Alemi Ardakani H, Bridges TJ, Turner MR. (2016) Adaptation of f-wave finite volume methods to the two-layer shallow-water equations in a moving vessel with a rigid-lid, Journal of Computational and Applied Mathematics, volume 296, pages 462-479, DOI:10.1016/j.cam.2015.09.026.

Instability of sloshing motion in a vessel undergoing pivoted oscillations

Suspending a rectangular vessel partially filled with an inviscid fluid from a single rigid pivoting rod produces an interesting physical model for investigating the dynamic coupling between the fluid and vessel motion. The fluid motion is governed by the Euler equations relative to the moving frame of the vessel, and the vessel motion is given by a modified forced pendulum equation. The fully nonlinear, two-dimensional, equations of motion are derived and linearised for small-amplitude vessel and free-surface motions, and the natural frequencies of the system analysed. It is found that the linear problem exhibits an unstable solution if the rod length is shorter than a critical length which depends on the length of the vessel, the fluid height and the ratio of the fluid and vessel masses. In addition, we identify the existence of 1:1 resonances in the system where the symmetric sloshing modes oscillate with the same frequency as the coupled fluid/vessel motion.
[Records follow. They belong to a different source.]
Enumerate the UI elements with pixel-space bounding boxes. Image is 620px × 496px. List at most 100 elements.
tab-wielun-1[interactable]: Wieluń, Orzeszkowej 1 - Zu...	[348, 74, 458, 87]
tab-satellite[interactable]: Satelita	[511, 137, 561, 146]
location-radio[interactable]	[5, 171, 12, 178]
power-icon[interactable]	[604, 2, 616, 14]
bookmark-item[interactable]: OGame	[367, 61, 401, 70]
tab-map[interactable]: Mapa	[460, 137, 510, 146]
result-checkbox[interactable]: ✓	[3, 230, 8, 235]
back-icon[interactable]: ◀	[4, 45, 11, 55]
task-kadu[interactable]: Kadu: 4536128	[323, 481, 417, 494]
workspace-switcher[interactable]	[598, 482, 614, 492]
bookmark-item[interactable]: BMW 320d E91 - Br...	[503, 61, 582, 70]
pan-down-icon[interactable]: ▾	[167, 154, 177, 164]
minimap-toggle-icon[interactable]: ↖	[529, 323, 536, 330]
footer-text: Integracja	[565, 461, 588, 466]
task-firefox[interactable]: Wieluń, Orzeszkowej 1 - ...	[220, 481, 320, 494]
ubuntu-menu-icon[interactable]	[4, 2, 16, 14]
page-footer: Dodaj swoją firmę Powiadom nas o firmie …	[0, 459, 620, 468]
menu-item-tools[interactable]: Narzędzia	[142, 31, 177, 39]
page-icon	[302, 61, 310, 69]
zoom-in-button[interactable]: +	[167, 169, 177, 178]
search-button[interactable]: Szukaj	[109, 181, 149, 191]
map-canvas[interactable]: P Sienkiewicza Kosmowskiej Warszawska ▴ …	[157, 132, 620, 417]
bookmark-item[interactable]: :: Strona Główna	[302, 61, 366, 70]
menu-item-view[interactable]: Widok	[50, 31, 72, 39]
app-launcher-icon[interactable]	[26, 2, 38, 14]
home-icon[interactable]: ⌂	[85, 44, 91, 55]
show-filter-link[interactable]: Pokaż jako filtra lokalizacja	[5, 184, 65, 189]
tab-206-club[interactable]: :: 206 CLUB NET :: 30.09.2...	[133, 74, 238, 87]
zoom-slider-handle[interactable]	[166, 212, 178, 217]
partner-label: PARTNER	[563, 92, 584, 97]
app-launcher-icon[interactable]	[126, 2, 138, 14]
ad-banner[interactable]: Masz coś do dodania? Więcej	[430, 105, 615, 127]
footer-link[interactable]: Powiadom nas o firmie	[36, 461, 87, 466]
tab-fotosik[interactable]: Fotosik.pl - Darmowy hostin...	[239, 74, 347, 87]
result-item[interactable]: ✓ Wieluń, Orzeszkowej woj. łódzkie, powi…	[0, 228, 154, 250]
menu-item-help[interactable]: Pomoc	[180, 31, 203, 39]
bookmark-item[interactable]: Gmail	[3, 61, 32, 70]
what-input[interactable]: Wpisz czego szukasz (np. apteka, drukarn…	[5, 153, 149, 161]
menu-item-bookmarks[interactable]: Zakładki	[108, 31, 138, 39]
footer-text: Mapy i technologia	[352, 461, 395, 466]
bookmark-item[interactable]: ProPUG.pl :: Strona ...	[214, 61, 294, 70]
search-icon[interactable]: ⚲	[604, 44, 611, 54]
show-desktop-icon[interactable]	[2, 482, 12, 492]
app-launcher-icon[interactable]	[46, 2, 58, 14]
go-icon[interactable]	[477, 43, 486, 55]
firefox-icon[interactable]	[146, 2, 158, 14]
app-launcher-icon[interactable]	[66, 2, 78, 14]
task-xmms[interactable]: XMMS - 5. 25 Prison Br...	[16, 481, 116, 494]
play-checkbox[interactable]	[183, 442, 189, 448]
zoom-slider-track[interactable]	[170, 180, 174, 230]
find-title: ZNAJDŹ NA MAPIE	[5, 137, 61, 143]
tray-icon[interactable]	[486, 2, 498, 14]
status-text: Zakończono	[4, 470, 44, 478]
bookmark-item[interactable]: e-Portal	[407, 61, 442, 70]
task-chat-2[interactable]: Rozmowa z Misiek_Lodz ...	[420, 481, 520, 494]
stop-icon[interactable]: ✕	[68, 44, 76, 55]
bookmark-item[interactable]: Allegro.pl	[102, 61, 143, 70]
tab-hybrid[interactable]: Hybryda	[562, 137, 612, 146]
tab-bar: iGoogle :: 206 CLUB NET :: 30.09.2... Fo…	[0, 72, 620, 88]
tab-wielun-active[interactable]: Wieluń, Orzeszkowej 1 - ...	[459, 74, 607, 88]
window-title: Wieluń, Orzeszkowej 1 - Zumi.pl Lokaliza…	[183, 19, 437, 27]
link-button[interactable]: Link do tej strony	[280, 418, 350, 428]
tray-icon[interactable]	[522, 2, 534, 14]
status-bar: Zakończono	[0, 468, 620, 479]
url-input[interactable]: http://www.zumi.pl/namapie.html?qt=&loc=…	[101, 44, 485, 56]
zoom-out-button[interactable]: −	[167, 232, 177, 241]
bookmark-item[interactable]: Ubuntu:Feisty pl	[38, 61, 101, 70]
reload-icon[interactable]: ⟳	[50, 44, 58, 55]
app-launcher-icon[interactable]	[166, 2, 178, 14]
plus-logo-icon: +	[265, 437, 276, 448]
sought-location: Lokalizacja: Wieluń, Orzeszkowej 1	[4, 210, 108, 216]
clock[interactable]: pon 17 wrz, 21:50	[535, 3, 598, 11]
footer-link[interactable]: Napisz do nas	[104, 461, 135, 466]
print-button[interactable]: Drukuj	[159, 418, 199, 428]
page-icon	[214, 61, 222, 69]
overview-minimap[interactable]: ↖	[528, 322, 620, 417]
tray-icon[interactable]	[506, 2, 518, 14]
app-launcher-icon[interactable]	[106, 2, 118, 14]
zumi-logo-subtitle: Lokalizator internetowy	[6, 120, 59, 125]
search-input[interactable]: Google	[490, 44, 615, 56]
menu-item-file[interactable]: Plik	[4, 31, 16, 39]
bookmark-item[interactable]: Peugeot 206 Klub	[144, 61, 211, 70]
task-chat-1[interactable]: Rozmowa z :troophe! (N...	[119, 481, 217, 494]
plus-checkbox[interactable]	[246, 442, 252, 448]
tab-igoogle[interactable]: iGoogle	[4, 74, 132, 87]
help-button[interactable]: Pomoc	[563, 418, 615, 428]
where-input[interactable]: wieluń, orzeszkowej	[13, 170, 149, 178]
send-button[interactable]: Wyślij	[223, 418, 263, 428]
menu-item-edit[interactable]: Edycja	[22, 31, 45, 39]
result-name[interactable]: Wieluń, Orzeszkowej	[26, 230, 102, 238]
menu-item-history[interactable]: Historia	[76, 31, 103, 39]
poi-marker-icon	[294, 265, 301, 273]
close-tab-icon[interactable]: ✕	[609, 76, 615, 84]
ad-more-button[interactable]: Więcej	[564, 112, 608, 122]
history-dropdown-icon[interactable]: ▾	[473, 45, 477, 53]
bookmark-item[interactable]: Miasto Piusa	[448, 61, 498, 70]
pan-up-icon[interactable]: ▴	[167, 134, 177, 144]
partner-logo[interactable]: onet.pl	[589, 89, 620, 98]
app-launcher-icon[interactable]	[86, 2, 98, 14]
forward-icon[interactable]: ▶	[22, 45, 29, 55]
The implications of instability and resonance on the nonlinear problem are also briefly discussed.

Turner MR, Alemi Ardakani H, Bridges TJ. (2015) Instability of sloshing motion in a vessel undergoing pivoted oscillations, Journal of Fluids and Structures, volume 52, pages 166-180, DOI:10.1016/j.jfluidstructs.2014.10.012.

UK success story in industrial mathematics

The OWEL project featured as one of the case studies in the recent book UK Success Stories in Industrial Mathematics, edited by Philip Aston, Anthony Mulholland, & Katherine Tant, published by Springer. The title of the chapter is "Modelling and analysis of floating ocean wave energy extraction devices", and it reviews the industrial collaboration of the Surrey Team- when Hamid Alemi Ardakani was the Principal Researcher of the project. The modelling requirements of the ocean wave energy device at Offshore Wave Energy Ltd dovetail with research on interior fluid sloshing, external water wave dynamics, coupling between vessel and fluid motion, and modelling of the PTO as a gravity current interaction. The outcome of the interaction is direct impact on the wave energy industry and indirect impact on the environment and the economy.

Bridges TJ, Turner MR, Alemi Ardakani H. (2016) Modelling and analysis of floating ocean wave energy extraction devices, UK Success Stories in Industrial Mathematics, P. Aston, T. Mulholland, K. Tant (Eds.), Springer International Publishing Switzerland 77-82.